S&P500 closed with a negative tone for the third day in a row as quarterly earnings season induced extreme volatility. Tesla's poor earnings had a negative impact on Thursday's market sentiment. Moreover, market participants were cautioned by substandard revenue projections due to the potential for price reductions. The decision of the Fed to increase interest rates is reflected in quarterly earnings. Data from Refinitiv indicates that analysts have largely maintained last week's forecast of a near 5% YoY decline in quarterly profits for the 500 largest U.S. equities. Sourcenia is a review portal of sourcing best manufaturers

 

The US Dollar Index (DXY) has been defending the key support level of 101.60 in recent trading sessions.

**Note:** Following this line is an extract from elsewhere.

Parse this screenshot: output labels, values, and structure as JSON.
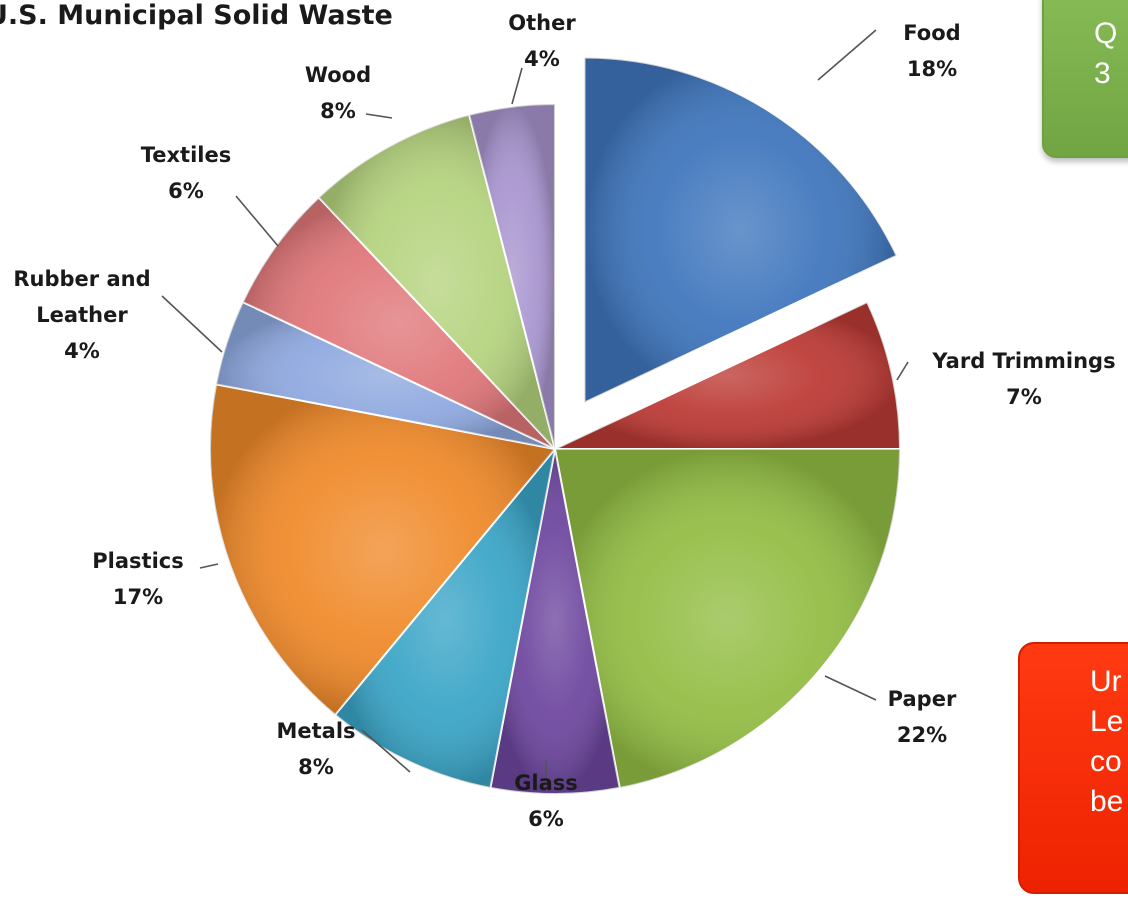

The USD Index maintained the aforementioned support despite the release of disappointing Jobless claims data on Thursday. Initial Jobless Claims increased to 245K for the week ending April 4, which is greater than the previous release of 240K and estimates of 240K. Increasing unemployment claims heightened fears of a deteriorating labor market.

 

Despite this, Fed policymakers continue to anticipate further rate hikes from the central bank. Thursday, Loretta Mester, president of the Federal Reserve Bank of Cleveland, reaffirmed that the Fed has more work to do because US inflation remains too high, according to Reuters. He added, "The Federal Reserve will need to raise its policy rate above 5% and hold it there for some time."

 

Preliminary Consumer Confidence (April) for the Eurozone increased to -17.5 from -18.5 and the previous reading of -19.2. This may be the consequence of extraordinary efforts by the European Central Bank (ECB) to reduce inflationary pressures.